Here I'm going to shortcircuit the endless debate and bring up my proposition: that the shape of American SF, as with British SF, is determined by the cultural zeitgeist, by the society's own vision of its future. And I propose that the American future is currently uncertain, unpleasant, polarized, regimented, and pessimistic. The American century that dates to VJ Day, August 1945, is more than half over. Much as the shadows lengthened over the coal-driven British Empire during the age of oil, so the shadows are looming over the oil-driven American Empire. Peak Oil is a spectre haunting the corridors of Washington DC, as it haunts the centres of power in every other nation. But the United States is unusual among the industrialized nations in its dependence on oil, and its vulnerability when the price of oil begins to rise. Transportation and climate militate against the easy adoption of other lifestyles, and the demand for stability in the oil market is leading the current administration ever deeper into the morass of Middle Eastern politics.
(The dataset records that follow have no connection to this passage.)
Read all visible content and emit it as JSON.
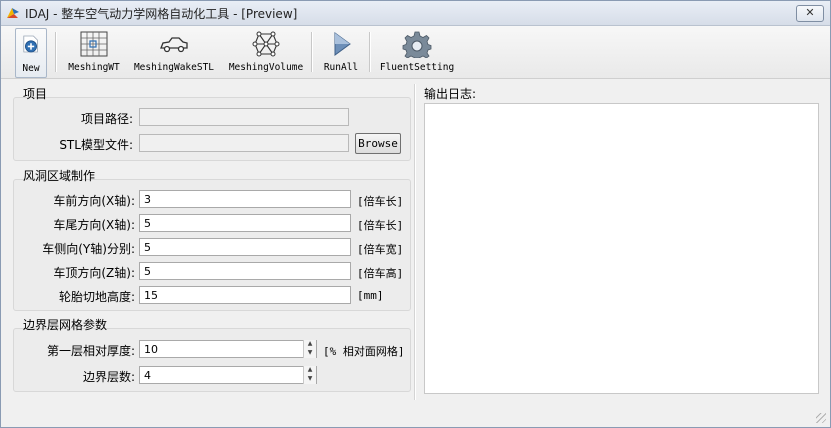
{
  "window": {
    "title": "IDAJ - 整车空气动力学网格自动化工具 - [Preview]",
    "close_label": "✕"
  },
  "toolbar": {
    "new_label": "New",
    "meshing_wt_label": "MeshingWT",
    "meshing_wake_stl_label": "MeshingWakeSTL",
    "meshing_volume_label": "MeshingVolume",
    "run_all_label": "RunAll",
    "fluent_setting_label": "FluentSetting"
  },
  "project": {
    "title": "项目",
    "path_label": "项目路径:",
    "path_value": "",
    "stl_label": "STL模型文件:",
    "stl_value": "",
    "browse_label": "Browse"
  },
  "wind_tunnel": {
    "title": "风洞区域制作",
    "rows": [
      {
        "label": "车前方向(X轴):",
        "value": "3",
        "unit": "[倍车长]"
      },
      {
        "label": "车尾方向(X轴):",
        "value": "5",
        "unit": "[倍车长]"
      },
      {
        "label": "车侧向(Y轴)分别:",
        "value": "5",
        "unit": "[倍车宽]"
      },
      {
        "label": "车顶方向(Z轴):",
        "value": "5",
        "unit": "[倍车高]"
      },
      {
        "label": "轮胎切地高度:",
        "value": "15",
        "unit": "[mm]"
      }
    ]
  },
  "boundary_layer": {
    "title": "边界层网格参数",
    "first_layer_label": "第一层相对厚度:",
    "first_layer_value": "10",
    "first_layer_unit": "[% 相对面网格]",
    "layer_count_label": "边界层数:",
    "layer_count_value": "4"
  },
  "log": {
    "title": "输出日志:",
    "content": ""
  },
  "icons": {
    "app": "idaj-logo-icon",
    "new": "new-document-icon",
    "meshing_wt": "grid-mesh-icon",
    "meshing_wake_stl": "car-icon",
    "meshing_volume": "volume-mesh-icon",
    "run_all": "play-triangle-icon",
    "fluent_setting": "gear-icon"
  },
  "colors": {
    "accent": "#2f6fb3",
    "titlebar": "#dfe5ee"
  }
}
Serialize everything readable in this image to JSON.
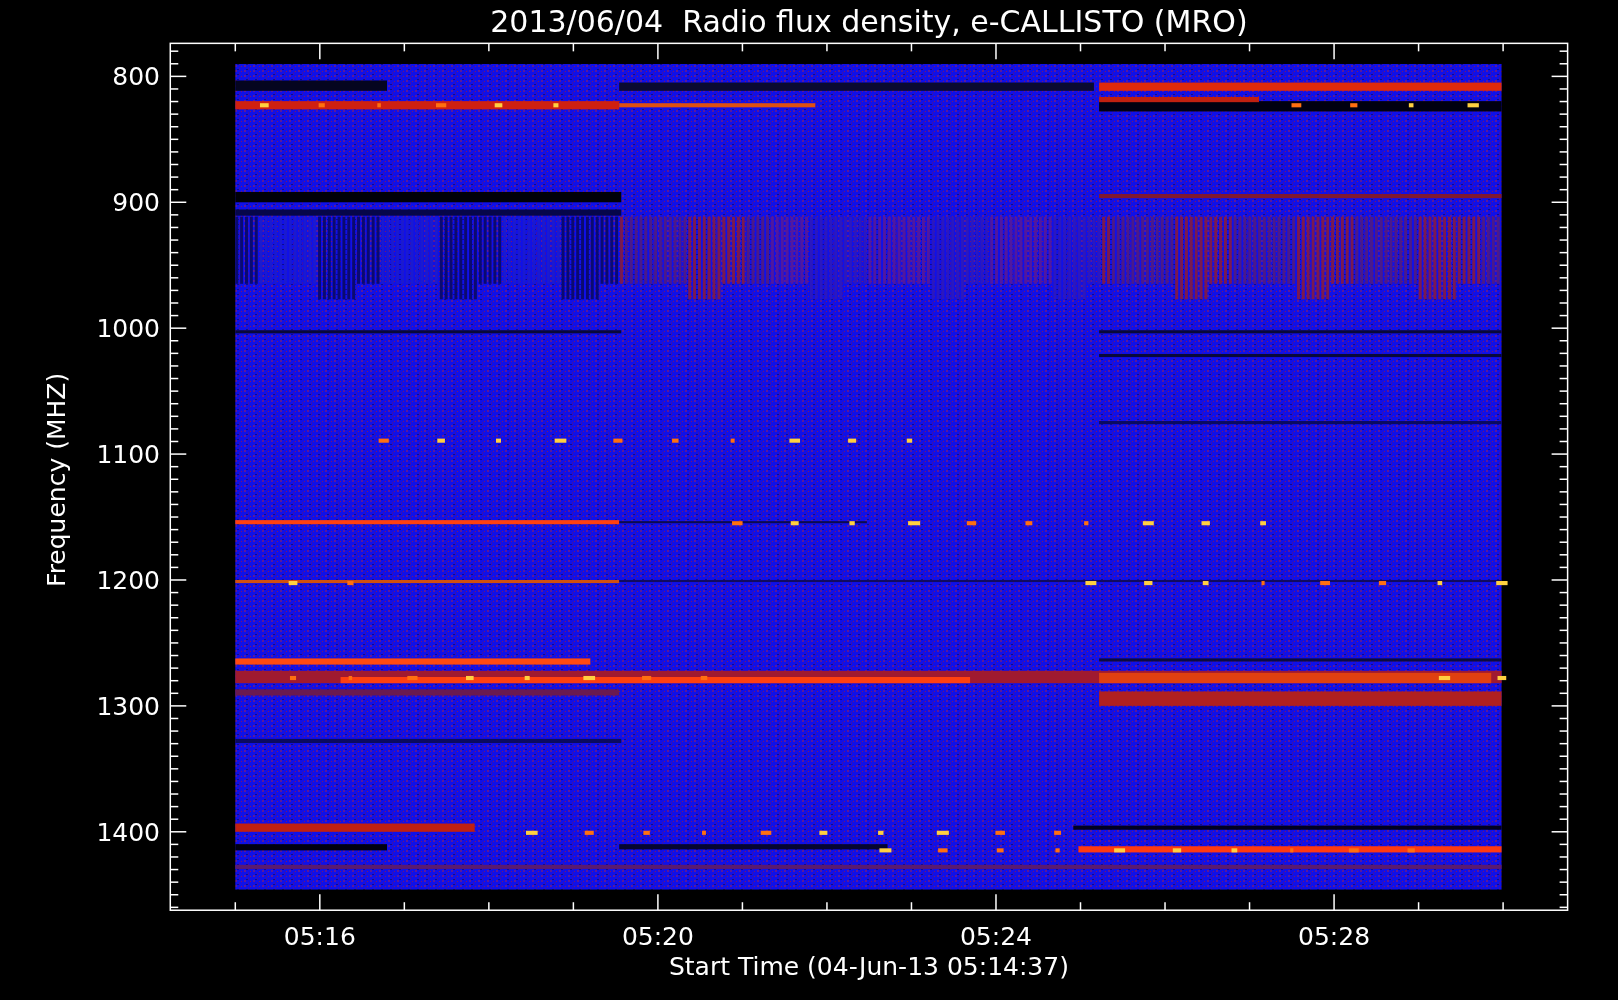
{
  "title": "2013/06/04  Radio flux density, e-CALLISTO (MRO)",
  "y_axis": {
    "title": "Frequency (MHZ)",
    "ticks": [
      "800",
      "900",
      "1000",
      "1100",
      "1200",
      "1300",
      "1400"
    ]
  },
  "x_axis": {
    "title": "Start Time (04-Jun-13 05:14:37)",
    "ticks": [
      "05:16",
      "05:20",
      "05:24",
      "05:28"
    ]
  }
}
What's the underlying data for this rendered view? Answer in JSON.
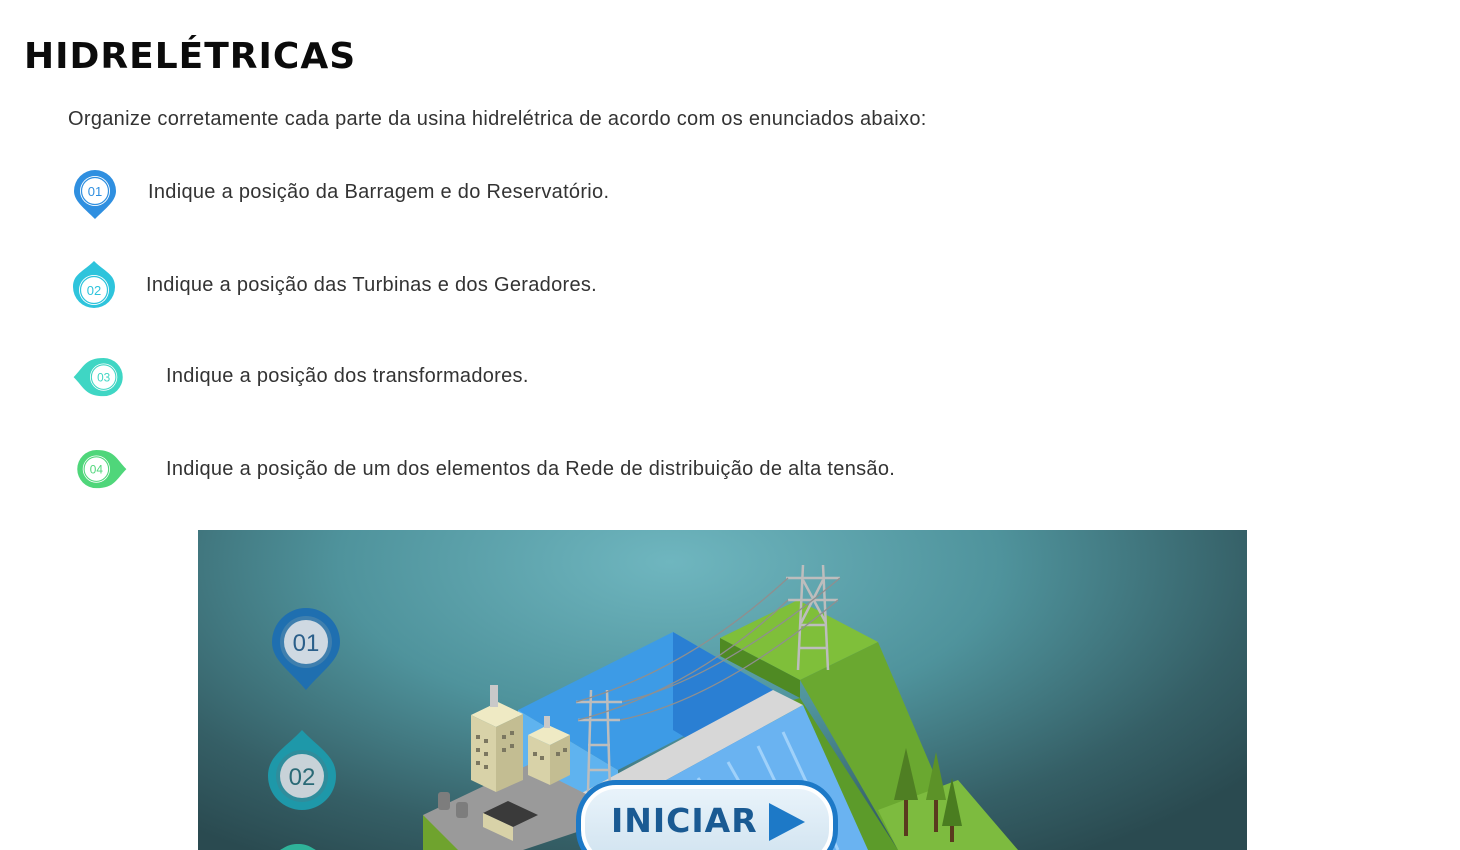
{
  "page": {
    "title": "HIDRELÉTRICAS",
    "intro": "Organize corretamente cada parte da usina hidrelétrica de acordo com os enunciados abaixo:"
  },
  "steps": [
    {
      "number": "01",
      "text": "Indique a posição da Barragem e do Reservatório.",
      "color": "#2f8fe0"
    },
    {
      "number": "02",
      "text": "Indique a posição das Turbinas e dos Geradores.",
      "color": "#2ec4dc"
    },
    {
      "number": "03",
      "text": "Indique a posição dos transformadores.",
      "color": "#3fd6c4"
    },
    {
      "number": "04",
      "text": "Indique a posição de um dos elementos da Rede de distribuição de alta tensão.",
      "color": "#4fd67a"
    }
  ],
  "game": {
    "markers": [
      "01",
      "02"
    ],
    "start_label": "INICIAR",
    "start_color": "#1d79c7"
  }
}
This is not the place to list all the controversies or uncertainties haunting the American psyche in the wake of 9/11. Nor am I going to leave any hostages to fortune by prophesying either a reinvigoration of American hegemony, or a Soviet-style collapse. I'm agnostic on the matter. What I am willing to assert is that this uncertainty is haunting science fiction and warping the sort of fiction that is being written.
Cruelty and hardness in the literature that we read and the shows that we watch might play a critical role in preparing their consumers for this future. As I noted earlier, American technothrillers' interest in taking entirely peaceable and democratic allies and making them vicious antagonists might play a similar role. Hardness, see, even against our friends, is critical.